Yellow Peril

When Greg Kotis, co-author with Mark Hollmann of Urinetown, the Musical, found himself down and out in Paris and unable to afford a public toilet, he conceived the idea for this show. In it, the population of a city is compelled by law to urinate in “public amenities,” the fee going to the private Urine Good Corporation, headed by the ruthless capitalist Caldwell B. Cladwell. The excuse is a prolonged drought and water shortage, and anyone caught by the ferocious police force relieving himself in the bushes will be sent for draconian punishment to a place called Urinetown. There are long lines at the amenities, with many of the queuers unable to pay but hoping for a gratis pee.

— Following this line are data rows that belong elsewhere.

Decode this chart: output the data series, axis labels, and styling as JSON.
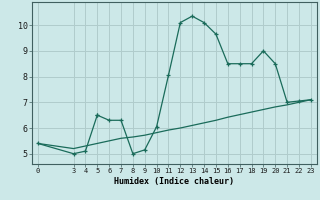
{
  "title": "",
  "xlabel": "Humidex (Indice chaleur)",
  "background_color": "#cce8e8",
  "grid_color": "#b0cccc",
  "line_color": "#1a6b5a",
  "x_ticks": [
    0,
    3,
    4,
    5,
    6,
    7,
    8,
    9,
    10,
    11,
    12,
    13,
    14,
    15,
    16,
    17,
    18,
    19,
    20,
    21,
    22,
    23
  ],
  "ylim": [
    4.6,
    10.9
  ],
  "xlim": [
    -0.5,
    23.5
  ],
  "curve1_x": [
    0,
    3,
    4,
    5,
    5,
    6,
    7,
    8,
    9,
    10,
    11,
    12,
    13,
    14,
    15,
    16,
    17,
    18,
    19,
    20,
    21,
    22,
    23
  ],
  "curve1_y": [
    5.4,
    5.0,
    5.1,
    6.5,
    6.5,
    6.3,
    6.3,
    5.0,
    5.15,
    6.05,
    8.05,
    10.1,
    10.35,
    10.1,
    9.65,
    8.5,
    8.5,
    8.5,
    9.0,
    8.5,
    7.0,
    7.05,
    7.1
  ],
  "curve2_x": [
    0,
    3,
    4,
    5,
    6,
    7,
    8,
    9,
    10,
    11,
    12,
    13,
    14,
    15,
    16,
    17,
    18,
    19,
    20,
    21,
    22,
    23
  ],
  "curve2_y": [
    5.4,
    5.2,
    5.3,
    5.4,
    5.5,
    5.6,
    5.65,
    5.72,
    5.82,
    5.92,
    6.0,
    6.1,
    6.2,
    6.3,
    6.42,
    6.52,
    6.62,
    6.72,
    6.82,
    6.9,
    7.0,
    7.1
  ],
  "yticks": [
    5,
    6,
    7,
    8,
    9,
    10
  ],
  "ytick_labels": [
    "5",
    "6",
    "7",
    "8",
    "9",
    "10"
  ]
}
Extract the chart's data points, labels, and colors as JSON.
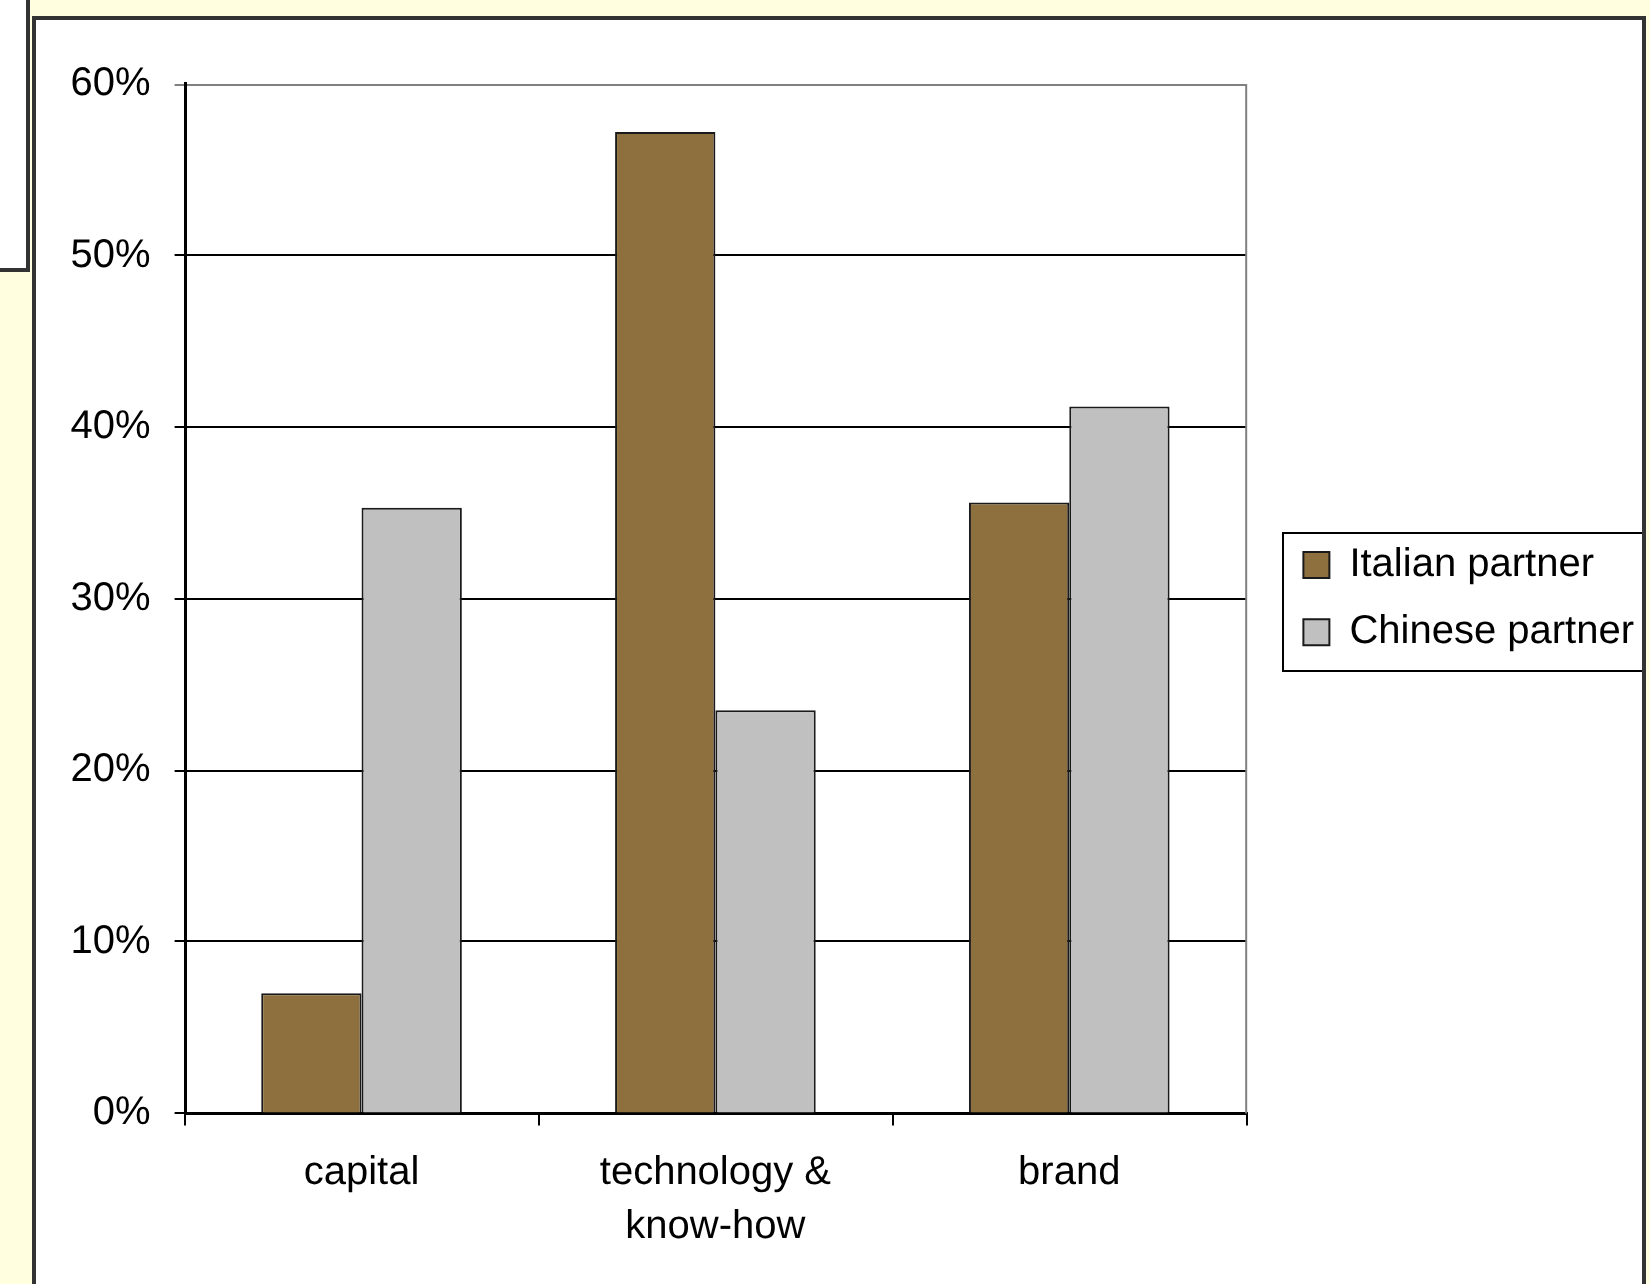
{
  "chart_data": {
    "type": "bar",
    "categories": [
      "capital",
      "technology & know-how",
      "brand"
    ],
    "series": [
      {
        "name": "Italian partner",
        "color": "#8e703e",
        "values": [
          7,
          57.2,
          35.6
        ]
      },
      {
        "name": "Chinese partner",
        "color": "#c0c0c0",
        "values": [
          35.3,
          23.5,
          41.2
        ]
      }
    ],
    "ylim": [
      0,
      60
    ],
    "yticks": [
      {
        "value": 0,
        "label": "0%"
      },
      {
        "value": 10,
        "label": "10%"
      },
      {
        "value": 20,
        "label": "20%"
      },
      {
        "value": 30,
        "label": "30%"
      },
      {
        "value": 40,
        "label": "40%"
      },
      {
        "value": 50,
        "label": "50%"
      },
      {
        "value": 60,
        "label": "60%"
      }
    ],
    "grid": "y",
    "legend": "right"
  }
}
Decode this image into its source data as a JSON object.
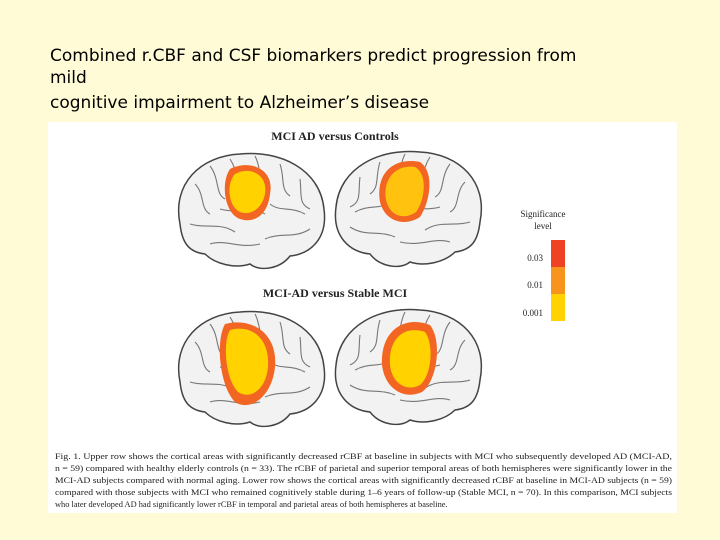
{
  "slide": {
    "title_lines": [
      "Combined r.CBF and CSF biomarkers predict progression from",
      "mild",
      "cognitive impairment to Alzheimer’s disease"
    ]
  },
  "figure": {
    "panel_titles": [
      "MCI AD versus Controls",
      "MCI-AD versus Stable MCI"
    ],
    "legend": {
      "title_lines": [
        "Significance",
        "level"
      ],
      "levels": [
        "0.03",
        "0.01",
        "0.001"
      ]
    },
    "caption_lines": [
      "Fig. 1. Upper row shows the cortical areas with significantly decreased rCBF at baseline in subjects with MCI who subsequently developed AD (MCI-AD,",
      "n = 59) compared with healthy elderly controls (n = 33). The rCBF of parietal and superior temporal areas of both hemispheres were significantly lower in the",
      "MCI-AD subjects compared with normal aging. Lower row shows the cortical areas with significantly decreased rCBF at baseline in MCI-AD subjects (n = 59)",
      "compared with those subjects with MCI who remained cognitively stable during 1–6 years of follow-up (Stable MCI, n = 70). In this comparison, MCI subjects",
      "who later developed AD had significantly lower rCBF in temporal and parietal areas of both hemispheres at baseline."
    ]
  }
}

Fantasies are fine as long as they have an inner logic and a compelling symbolic value. Here, absolutely nothing makes sense, and self-contradictions proliferate like bunny rabbits, to which Cladwell, who manipulates both the legislature and the police, compares the poor in the show’s best song. We can suspend disbelief when the puritanical Deputy in Measure for Measure makes fornication a capital offense, or when Peter Pan teaches the children to fly, i.e., escape in dreams parental authority. But controlling urination – with defecation slurred over in a single line of a single lyric – makes no sense even on the fantasy level. Especially not when the police force is run by the dreaded Officer Lockstock, who is also the comic narrator making sophomoric jokes about musical comedy (in whose silliness he implicates both the show’s creators and its audience).

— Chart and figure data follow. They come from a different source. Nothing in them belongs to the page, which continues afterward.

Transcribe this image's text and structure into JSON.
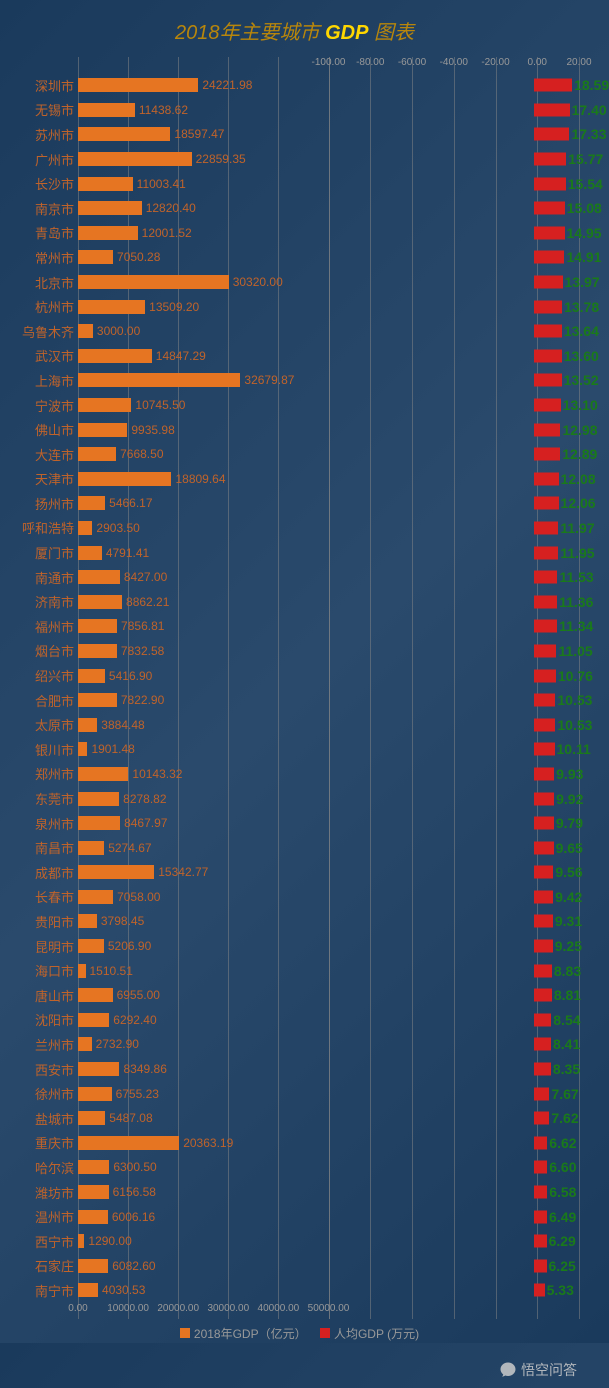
{
  "title": {
    "part1": "2018年主要城市 ",
    "part2": "GDP",
    "part3": " 图表"
  },
  "legend": {
    "series1": "2018年GDP（亿元）",
    "series2": "人均GDP (万元)"
  },
  "watermark": "悟空问答",
  "chart": {
    "type": "bar",
    "left_axis": {
      "min": 0,
      "max": 50000,
      "ticks": [
        0,
        10000,
        20000,
        30000,
        40000,
        50000
      ],
      "tick_labels": [
        "0.00",
        "10000.00",
        "20000.00",
        "30000.00",
        "40000.00",
        "50000.00"
      ]
    },
    "right_axis": {
      "min": -100,
      "max": 20,
      "ticks": [
        -100,
        -80,
        -60,
        -40,
        -20,
        0,
        20
      ],
      "tick_labels": [
        "-100.00",
        "-80.00",
        "-60.00",
        "-40.00",
        "-20.00",
        "0.00",
        "20.00"
      ]
    },
    "bar1_color": "#e67522",
    "bar2_color": "#d62020",
    "bar1_label_color": "#c0632a",
    "bar2_label_color": "#1a7a1a",
    "city_label_color": "#c0632a",
    "background": "#1a3a5c",
    "grid_color": "#888888",
    "cities": [
      {
        "name": "深圳市",
        "gdp": 24221.98,
        "pc": 18.59
      },
      {
        "name": "无锡市",
        "gdp": 11438.62,
        "pc": 17.4
      },
      {
        "name": "苏州市",
        "gdp": 18597.47,
        "pc": 17.33
      },
      {
        "name": "广州市",
        "gdp": 22859.35,
        "pc": 15.77
      },
      {
        "name": "长沙市",
        "gdp": 11003.41,
        "pc": 15.54
      },
      {
        "name": "南京市",
        "gdp": 12820.4,
        "pc": 15.08
      },
      {
        "name": "青岛市",
        "gdp": 12001.52,
        "pc": 14.95
      },
      {
        "name": "常州市",
        "gdp": 7050.28,
        "pc": 14.91
      },
      {
        "name": "北京市",
        "gdp": 30320.0,
        "pc": 13.97
      },
      {
        "name": "杭州市",
        "gdp": 13509.2,
        "pc": 13.78
      },
      {
        "name": "乌鲁木齐",
        "gdp": 3000.0,
        "pc": 13.64
      },
      {
        "name": "武汉市",
        "gdp": 14847.29,
        "pc": 13.6
      },
      {
        "name": "上海市",
        "gdp": 32679.87,
        "pc": 13.52
      },
      {
        "name": "宁波市",
        "gdp": 10745.5,
        "pc": 13.1
      },
      {
        "name": "佛山市",
        "gdp": 9935.98,
        "pc": 12.98
      },
      {
        "name": "大连市",
        "gdp": 7668.5,
        "pc": 12.89
      },
      {
        "name": "天津市",
        "gdp": 18809.64,
        "pc": 12.08
      },
      {
        "name": "扬州市",
        "gdp": 5466.17,
        "pc": 12.06
      },
      {
        "name": "呼和浩特",
        "gdp": 2903.5,
        "pc": 11.97
      },
      {
        "name": "厦门市",
        "gdp": 4791.41,
        "pc": 11.95
      },
      {
        "name": "南通市",
        "gdp": 8427.0,
        "pc": 11.53
      },
      {
        "name": "济南市",
        "gdp": 8862.21,
        "pc": 11.36
      },
      {
        "name": "福州市",
        "gdp": 7856.81,
        "pc": 11.34
      },
      {
        "name": "烟台市",
        "gdp": 7832.58,
        "pc": 11.05
      },
      {
        "name": "绍兴市",
        "gdp": 5416.9,
        "pc": 10.76
      },
      {
        "name": "合肥市",
        "gdp": 7822.9,
        "pc": 10.53
      },
      {
        "name": "太原市",
        "gdp": 3884.48,
        "pc": 10.53
      },
      {
        "name": "银川市",
        "gdp": 1901.48,
        "pc": 10.11
      },
      {
        "name": "郑州市",
        "gdp": 10143.32,
        "pc": 9.93
      },
      {
        "name": "东莞市",
        "gdp": 8278.82,
        "pc": 9.92
      },
      {
        "name": "泉州市",
        "gdp": 8467.97,
        "pc": 9.79
      },
      {
        "name": "南昌市",
        "gdp": 5274.67,
        "pc": 9.65
      },
      {
        "name": "成都市",
        "gdp": 15342.77,
        "pc": 9.56
      },
      {
        "name": "长春市",
        "gdp": 7058.0,
        "pc": 9.42
      },
      {
        "name": "贵阳市",
        "gdp": 3798.45,
        "pc": 9.31
      },
      {
        "name": "昆明市",
        "gdp": 5206.9,
        "pc": 9.25
      },
      {
        "name": "海口市",
        "gdp": 1510.51,
        "pc": 8.83
      },
      {
        "name": "唐山市",
        "gdp": 6955.0,
        "pc": 8.81
      },
      {
        "name": "沈阳市",
        "gdp": 6292.4,
        "pc": 8.54
      },
      {
        "name": "兰州市",
        "gdp": 2732.9,
        "pc": 8.41
      },
      {
        "name": "西安市",
        "gdp": 8349.86,
        "pc": 8.35
      },
      {
        "name": "徐州市",
        "gdp": 6755.23,
        "pc": 7.67
      },
      {
        "name": "盐城市",
        "gdp": 5487.08,
        "pc": 7.62
      },
      {
        "name": "重庆市",
        "gdp": 20363.19,
        "pc": 6.62
      },
      {
        "name": "哈尔滨",
        "gdp": 6300.5,
        "pc": 6.6
      },
      {
        "name": "潍坊市",
        "gdp": 6156.58,
        "pc": 6.58
      },
      {
        "name": "温州市",
        "gdp": 6006.16,
        "pc": 6.49
      },
      {
        "name": "西宁市",
        "gdp": 1290.0,
        "pc": 6.29
      },
      {
        "name": "石家庄",
        "gdp": 6082.6,
        "pc": 6.25
      },
      {
        "name": "南宁市",
        "gdp": 4030.53,
        "pc": 5.33
      }
    ]
  }
}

So much for Kotis’s book. Hollmann’s music is parody, mostly of Brecht-Weill’s Mahagonny and Blitzstein’s The Cradle Will Rock – sometimes more copy than spoof – but comprising also faux gospel, faux Sondheim, faux Les Miz, and faux whatever. The Hollmann-Kotis lyrics have a die-hard whimsicality that would do credit to a frat show, which Urinetown basically is.

The romantic subplot involves Bobby Strong, the reluctant assistant to the pitiless Penelope Pennywise, supervisor of Amenity No. 9, described as “the poorest, filthiest urinal in town,” and Hope Cladwell, the nabob’s daughter fresh from college, soon to be taken hostage by the insurgent poor, led by Bobby. How these poor nearly hang her while Bobby, trying to negotiate with Cladwell, is instead captured and sent off to Urinetown, whence no one returns, is for you to find out, should you still have the desire to do so.

The originality of Urinetown, if it has any, lies in the equal contempt for the rich and the poor, and in what would be a tragic ending if persiflage could yield pathos. But if anything makes a show ridiculous rather than entertaining, it is an anything-goes attitude: The thrown-in kitchen sink always lands with a thud. Yet the audience with whom I earlier viewed this show Off Broadway (to which it had been elevated after its premiere in the Fringe Festival) was lapping it up, as was the Broadway one at a late preview. Mencken was right to comment about the American public’s lack of intelligence proving all too profitable; its lack of good taste should pay off nearly as well as a pee-fee.

John Carrafa’s choreography is similarly pan-parodic, and John Rando has directed with random cleverness. The acting is perfectly geared to the campy material, with John Cullum (Cladwell), Nancy Opel (Pennywise), and Jeff McCarthy (Lockstock) the happiest campers. Hunter Foster and Jennifer Laura Thompson are dedicatedly ludicrous lovers, and Spencer Kayden, as orphaned Little Sally, plays this ersatz Annie as if – to quote the show’s favorite platitude – there were no tomorrow. Part of Urinetown is indeed Annie with no “Tomorrow,” but most of it is Mahagonny with far too much alienation effect.

Urinetown
New musical on Broadway at the Henry Miller Theater.